Blood Pressure Risk Is Real

This is where licorice root demands respect. The World Health Organization previously suggested that 100 mg per day of glycyrrhizinic acid (the active form of glycyrrhizin) would be unlikely to cause problems. But a 2024 randomized crossover trial found that even this supposedly safe dose raised systolic blood pressure by an average of 3.1 mmHg, suppressed the hormone aldosterone by 45%, and suppressed renin by 30%. The researchers concluded that licorice may be “more potent than previously known” and that the safe intake limit may need to be lowered.

At higher doses, the risks are well established. Regular consumption of more than 3 grams of crude licorice root per day for longer than six weeks, or more than 100 mg of glycyrrhizin daily, can cause sodium and water retention, high blood pressure, and dangerously low potassium. In clinical literature, the amount of glycyrrhizin needed to produce these effects in otherwise healthy people ranges from 0.7 to 1.4 grams, which corresponds to roughly 10 to 14 grams of the raw root. But sensitive individuals can react to much less. As a general rule, licorice root containing glycyrrhizin should not be used continuously for longer than one month without monitoring.

Pregnancy Is a Clear Concern

Heavy licorice consumption during pregnancy has been linked to measurable effects on child development. Research following children of mothers who consumed large amounts of licorice found that their offspring scored roughly 7 points lower on verbal and performance IQ tests compared to children of low-consuming mothers. Girls born to heavy consumers showed earlier puberty, greater height, higher weight, and higher BMI. There was also an association with attention problems, though the study numbers were small.
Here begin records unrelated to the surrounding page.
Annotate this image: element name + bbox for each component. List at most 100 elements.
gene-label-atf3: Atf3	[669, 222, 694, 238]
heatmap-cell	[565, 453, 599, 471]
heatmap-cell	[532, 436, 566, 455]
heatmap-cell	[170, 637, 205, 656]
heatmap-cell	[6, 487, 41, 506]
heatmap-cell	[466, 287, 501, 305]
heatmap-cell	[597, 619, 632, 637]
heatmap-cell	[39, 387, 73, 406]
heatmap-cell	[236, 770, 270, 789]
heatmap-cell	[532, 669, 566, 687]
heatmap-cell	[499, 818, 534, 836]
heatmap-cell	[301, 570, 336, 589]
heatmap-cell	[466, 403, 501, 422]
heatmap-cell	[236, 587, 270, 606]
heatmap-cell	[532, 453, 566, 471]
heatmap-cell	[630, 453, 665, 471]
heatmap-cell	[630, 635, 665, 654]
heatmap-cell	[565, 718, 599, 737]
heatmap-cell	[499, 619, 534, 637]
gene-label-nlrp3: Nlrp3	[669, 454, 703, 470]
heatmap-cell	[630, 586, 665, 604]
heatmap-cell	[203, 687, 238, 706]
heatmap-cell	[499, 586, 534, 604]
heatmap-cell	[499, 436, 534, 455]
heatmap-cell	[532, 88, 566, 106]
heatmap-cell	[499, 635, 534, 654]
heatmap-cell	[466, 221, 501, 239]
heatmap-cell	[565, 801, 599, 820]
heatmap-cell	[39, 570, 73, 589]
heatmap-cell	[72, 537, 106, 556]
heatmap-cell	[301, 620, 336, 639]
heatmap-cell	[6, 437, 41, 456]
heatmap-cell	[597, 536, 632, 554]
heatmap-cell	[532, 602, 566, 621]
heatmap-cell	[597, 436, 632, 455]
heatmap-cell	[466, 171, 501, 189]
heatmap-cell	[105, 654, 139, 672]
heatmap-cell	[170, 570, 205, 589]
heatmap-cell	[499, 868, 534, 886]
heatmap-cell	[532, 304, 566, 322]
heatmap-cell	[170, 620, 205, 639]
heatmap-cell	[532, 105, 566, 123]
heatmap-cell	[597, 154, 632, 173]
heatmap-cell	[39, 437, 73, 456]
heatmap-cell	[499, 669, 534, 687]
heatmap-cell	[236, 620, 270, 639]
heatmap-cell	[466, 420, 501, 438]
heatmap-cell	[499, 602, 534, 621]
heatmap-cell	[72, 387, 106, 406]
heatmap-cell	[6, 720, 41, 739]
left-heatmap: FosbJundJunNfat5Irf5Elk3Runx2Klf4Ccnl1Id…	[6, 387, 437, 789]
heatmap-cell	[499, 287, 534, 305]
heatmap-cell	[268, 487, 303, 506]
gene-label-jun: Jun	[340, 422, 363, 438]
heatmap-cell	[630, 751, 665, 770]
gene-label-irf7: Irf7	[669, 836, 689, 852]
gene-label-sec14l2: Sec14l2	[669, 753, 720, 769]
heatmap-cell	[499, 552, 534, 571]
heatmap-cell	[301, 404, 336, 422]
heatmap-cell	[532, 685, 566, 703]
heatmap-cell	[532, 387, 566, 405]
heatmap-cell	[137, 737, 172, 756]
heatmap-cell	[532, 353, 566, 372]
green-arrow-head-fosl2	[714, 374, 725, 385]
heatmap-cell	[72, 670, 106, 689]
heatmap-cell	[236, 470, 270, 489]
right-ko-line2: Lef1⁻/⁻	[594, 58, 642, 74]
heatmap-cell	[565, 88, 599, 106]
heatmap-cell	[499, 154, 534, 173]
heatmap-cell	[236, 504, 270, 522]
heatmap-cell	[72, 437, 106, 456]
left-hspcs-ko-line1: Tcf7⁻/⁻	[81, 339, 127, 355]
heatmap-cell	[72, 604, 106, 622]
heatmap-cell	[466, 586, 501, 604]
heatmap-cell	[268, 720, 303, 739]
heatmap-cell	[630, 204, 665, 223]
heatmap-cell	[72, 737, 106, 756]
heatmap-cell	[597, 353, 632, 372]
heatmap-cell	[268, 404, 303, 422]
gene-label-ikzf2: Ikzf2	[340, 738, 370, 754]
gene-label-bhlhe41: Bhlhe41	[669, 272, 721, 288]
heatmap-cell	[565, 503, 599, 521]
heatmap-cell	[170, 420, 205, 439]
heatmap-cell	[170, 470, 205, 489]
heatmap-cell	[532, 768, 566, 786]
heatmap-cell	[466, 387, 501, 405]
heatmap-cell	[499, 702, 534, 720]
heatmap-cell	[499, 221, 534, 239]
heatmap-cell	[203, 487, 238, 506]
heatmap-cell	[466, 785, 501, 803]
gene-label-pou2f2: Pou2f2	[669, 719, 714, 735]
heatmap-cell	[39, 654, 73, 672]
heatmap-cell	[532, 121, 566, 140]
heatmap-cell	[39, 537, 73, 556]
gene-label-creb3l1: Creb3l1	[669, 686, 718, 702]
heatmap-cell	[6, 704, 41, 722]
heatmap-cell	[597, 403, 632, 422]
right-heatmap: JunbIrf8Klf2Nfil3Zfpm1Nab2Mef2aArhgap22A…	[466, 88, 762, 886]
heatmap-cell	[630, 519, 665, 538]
The likely mechanism involves the same cortisol pathway described above. Glycyrrhizin disrupts an enzyme in the placenta that normally protects the fetus from the mother’s cortisol. When that barrier is weakened, the developing brain gets exposed to more stress hormone than it should. Given these findings, avoiding licorice root supplements and large amounts of real licorice candy during pregnancy is a straightforward precaution.

Drug Interactions to Know About

Licorice interacts meaningfully with several common medications. It can lower the blood levels of warfarin (a blood thinner), potentially making the drug less effective. It amplifies the effects of digoxin, a heart medication, which is dangerous because digoxin already has a narrow margin of safety. Because licorice promotes potassium loss, it can compound the effects of diuretics (water pills) that also deplete potassium, raising the risk of muscle weakness, cramping, or heart rhythm problems. If you take blood pressure medication of any kind, licorice root works directly against what your medication is trying to do.
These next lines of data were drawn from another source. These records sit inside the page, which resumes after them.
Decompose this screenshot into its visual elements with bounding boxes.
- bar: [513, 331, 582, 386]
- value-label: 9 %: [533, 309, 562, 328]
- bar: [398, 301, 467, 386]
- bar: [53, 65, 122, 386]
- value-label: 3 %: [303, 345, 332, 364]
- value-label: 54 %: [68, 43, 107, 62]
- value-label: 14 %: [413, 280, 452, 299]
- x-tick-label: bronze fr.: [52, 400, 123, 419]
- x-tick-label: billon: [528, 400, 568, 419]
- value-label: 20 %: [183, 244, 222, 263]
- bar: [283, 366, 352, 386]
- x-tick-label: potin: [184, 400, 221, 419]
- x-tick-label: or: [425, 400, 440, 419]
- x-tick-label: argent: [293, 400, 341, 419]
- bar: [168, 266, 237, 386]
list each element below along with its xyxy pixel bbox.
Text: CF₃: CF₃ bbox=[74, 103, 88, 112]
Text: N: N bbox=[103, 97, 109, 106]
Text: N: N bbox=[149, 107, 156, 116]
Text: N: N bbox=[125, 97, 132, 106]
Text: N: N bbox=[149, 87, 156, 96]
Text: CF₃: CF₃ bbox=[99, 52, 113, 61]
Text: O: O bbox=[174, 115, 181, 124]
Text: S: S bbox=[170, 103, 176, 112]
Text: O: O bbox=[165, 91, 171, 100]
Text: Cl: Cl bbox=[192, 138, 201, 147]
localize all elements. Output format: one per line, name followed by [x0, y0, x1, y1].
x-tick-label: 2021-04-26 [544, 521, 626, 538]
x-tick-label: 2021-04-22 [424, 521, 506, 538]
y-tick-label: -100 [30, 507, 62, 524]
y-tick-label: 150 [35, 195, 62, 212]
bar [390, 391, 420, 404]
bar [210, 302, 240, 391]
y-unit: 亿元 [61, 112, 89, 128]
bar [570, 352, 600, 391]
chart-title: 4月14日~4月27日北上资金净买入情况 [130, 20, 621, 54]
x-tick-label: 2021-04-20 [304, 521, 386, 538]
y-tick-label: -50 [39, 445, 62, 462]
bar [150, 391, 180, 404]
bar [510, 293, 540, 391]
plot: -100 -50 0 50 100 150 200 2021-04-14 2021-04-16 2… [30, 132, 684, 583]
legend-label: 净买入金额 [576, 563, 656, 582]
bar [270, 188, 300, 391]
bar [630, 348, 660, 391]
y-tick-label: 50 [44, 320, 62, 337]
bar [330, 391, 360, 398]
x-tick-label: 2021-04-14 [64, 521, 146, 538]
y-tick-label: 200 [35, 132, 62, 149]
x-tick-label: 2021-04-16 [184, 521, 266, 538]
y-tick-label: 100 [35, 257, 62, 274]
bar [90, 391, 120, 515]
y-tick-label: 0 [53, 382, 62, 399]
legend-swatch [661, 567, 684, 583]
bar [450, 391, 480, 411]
DGL vs. Whole Licorice Root

The choice between these two forms comes down to what you’re using it for. DGL has the glycyrrhizin removed, which eliminates the blood pressure risk and makes it safe for longer-term digestive use. It’s the better option for acid reflux, stomach ulcers, and mouth sores. Clinical evidence shows it’s extremely low in toxicity and, for ulcer healing specifically, more effective than the whole extract.

Whole licorice root, whether as tea, powder, or standardized extract, retains the glycyrrhizin and all its benefits and risks. For short-term use like soothing a sore throat or a brief course for respiratory symptoms, whole licorice is fine for most healthy adults. But the key words are “short-term” and “healthy.” Anyone with high blood pressure, heart disease, kidney disease, or low potassium should stick with DGL or avoid licorice entirely. The same applies if you’re pregnant, taking diuretics, or on heart medications.

Licorice root tea typically contains less glycyrrhizin per serving than concentrated supplements or extracts, making it a lower-risk way to get the throat-soothing and mild digestive benefits. A cup or two of licorice tea on occasion is a very different proposition than taking standardized extract capsules daily for weeks.